5. Gaussian Mixture Models

This is a notebook showing how to use Scikit’s Gaussian Mixture Model (GMM).

5.1. Motivation, A Simple Example

Oftentimes, you see observations and you want to understand the distributions from which they came. Let’s make it simple and say you observe the lengths of left arms. Now, these lengths may come from a child (age < 18) or an adult (age >= 18); however, you do not know that there are indeed two populations (children and adults). If you perform a density plot the lengths, you will most likely observe a multi-modal distribution (one for the children and the other for the adults). If you simply assume a single gaussian distribution, you would be wrong. GMMs assume that the distribution you are seeing actually comes from multiple underlying guassian distributions that are “mixing” to produce what you see.

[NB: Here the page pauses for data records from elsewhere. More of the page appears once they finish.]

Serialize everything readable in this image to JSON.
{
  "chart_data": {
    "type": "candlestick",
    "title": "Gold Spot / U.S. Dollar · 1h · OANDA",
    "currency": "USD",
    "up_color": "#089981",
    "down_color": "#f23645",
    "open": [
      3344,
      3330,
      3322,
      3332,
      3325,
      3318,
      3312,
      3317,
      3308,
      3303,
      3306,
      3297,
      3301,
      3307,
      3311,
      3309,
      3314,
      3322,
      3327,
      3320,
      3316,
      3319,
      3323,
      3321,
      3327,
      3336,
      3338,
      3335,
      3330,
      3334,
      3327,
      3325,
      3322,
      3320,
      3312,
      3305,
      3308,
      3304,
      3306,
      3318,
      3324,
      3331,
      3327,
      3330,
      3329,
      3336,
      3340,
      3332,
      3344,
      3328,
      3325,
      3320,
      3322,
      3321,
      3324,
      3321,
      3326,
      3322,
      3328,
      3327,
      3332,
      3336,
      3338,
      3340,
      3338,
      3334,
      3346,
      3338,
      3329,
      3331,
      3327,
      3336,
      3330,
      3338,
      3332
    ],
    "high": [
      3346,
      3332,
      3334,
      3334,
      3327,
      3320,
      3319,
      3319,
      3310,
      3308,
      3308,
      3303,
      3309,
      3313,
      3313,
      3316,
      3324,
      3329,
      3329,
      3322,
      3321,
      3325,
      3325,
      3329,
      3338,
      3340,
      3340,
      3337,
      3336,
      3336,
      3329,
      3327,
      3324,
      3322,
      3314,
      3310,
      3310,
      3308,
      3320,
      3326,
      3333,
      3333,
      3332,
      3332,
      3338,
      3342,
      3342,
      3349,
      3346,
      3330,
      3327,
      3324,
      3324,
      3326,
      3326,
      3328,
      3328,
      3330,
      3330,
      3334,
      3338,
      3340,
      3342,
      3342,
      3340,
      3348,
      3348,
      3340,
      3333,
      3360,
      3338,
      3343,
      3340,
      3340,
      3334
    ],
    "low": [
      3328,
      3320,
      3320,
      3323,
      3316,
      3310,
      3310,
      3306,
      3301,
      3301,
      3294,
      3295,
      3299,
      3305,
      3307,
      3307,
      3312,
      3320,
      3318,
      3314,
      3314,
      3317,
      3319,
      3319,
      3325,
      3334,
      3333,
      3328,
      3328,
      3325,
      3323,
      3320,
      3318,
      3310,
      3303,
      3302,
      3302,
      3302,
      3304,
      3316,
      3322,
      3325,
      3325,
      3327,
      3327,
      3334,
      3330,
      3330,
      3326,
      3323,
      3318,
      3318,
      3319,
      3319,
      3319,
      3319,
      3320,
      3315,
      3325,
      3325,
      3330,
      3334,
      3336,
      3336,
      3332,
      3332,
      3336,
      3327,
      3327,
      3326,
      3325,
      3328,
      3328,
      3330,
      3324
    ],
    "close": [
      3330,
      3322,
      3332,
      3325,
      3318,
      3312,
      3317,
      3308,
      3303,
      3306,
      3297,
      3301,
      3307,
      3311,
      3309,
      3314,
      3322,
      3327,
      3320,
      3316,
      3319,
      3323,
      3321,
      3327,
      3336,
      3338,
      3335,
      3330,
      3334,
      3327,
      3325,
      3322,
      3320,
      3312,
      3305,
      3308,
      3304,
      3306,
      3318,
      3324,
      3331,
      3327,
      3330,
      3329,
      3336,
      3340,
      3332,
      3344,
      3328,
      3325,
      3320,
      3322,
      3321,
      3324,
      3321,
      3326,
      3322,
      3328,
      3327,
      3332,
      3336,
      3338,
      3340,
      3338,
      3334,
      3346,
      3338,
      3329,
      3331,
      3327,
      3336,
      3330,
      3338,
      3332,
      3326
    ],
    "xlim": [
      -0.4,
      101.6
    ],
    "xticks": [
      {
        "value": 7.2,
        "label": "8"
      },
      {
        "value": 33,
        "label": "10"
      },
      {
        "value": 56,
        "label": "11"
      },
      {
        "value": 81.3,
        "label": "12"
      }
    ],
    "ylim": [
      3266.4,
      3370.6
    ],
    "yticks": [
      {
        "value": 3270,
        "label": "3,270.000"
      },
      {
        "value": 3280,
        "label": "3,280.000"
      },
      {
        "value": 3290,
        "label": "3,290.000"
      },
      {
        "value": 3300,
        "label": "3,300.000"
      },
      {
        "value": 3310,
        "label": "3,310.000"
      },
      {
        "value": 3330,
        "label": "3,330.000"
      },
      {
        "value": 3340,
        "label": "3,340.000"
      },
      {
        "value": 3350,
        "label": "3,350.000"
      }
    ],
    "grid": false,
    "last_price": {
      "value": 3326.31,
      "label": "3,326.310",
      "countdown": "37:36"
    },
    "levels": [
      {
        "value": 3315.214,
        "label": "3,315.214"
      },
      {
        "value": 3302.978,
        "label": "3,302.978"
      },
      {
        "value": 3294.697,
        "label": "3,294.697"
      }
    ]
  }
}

5.2. The Data, Arm Lengths

Let’s start out by looking at the data. First, these are real data from children and adults at One-Off Coder. Second, although we know that the data comes from two different population, we are going to pretend as if we only observe the arm lengths.

[1]:

import numpy as np
import pandas as pd

# these are the arm lengths
# a is for adult
# c is child
a_lengths = np.array([24, 23.5, 25.5, 22.0, 25.5, 25.5, 24.0, 28.0, 24.5])
c_lengths = np.array([24.0, 23.0, 21.0, 15.5, 17.5, 17.5, 19.0, 17.0, 17.0, 27.0])

# these are the corresponding labels
# children are marked as 0
# adults are marked as 1
a_labels = np.ones(a_lengths.shape[0], dtype=int)
c_labels = np.zeros(c_lengths.shape[0], dtype=int)

# these are the natural corresponding labels
a_nlabels = ['adult' for _ in range(a_lengths.shape[0])]
c_nlabels = ['child' for _ in range(c_lengths.shape[0])]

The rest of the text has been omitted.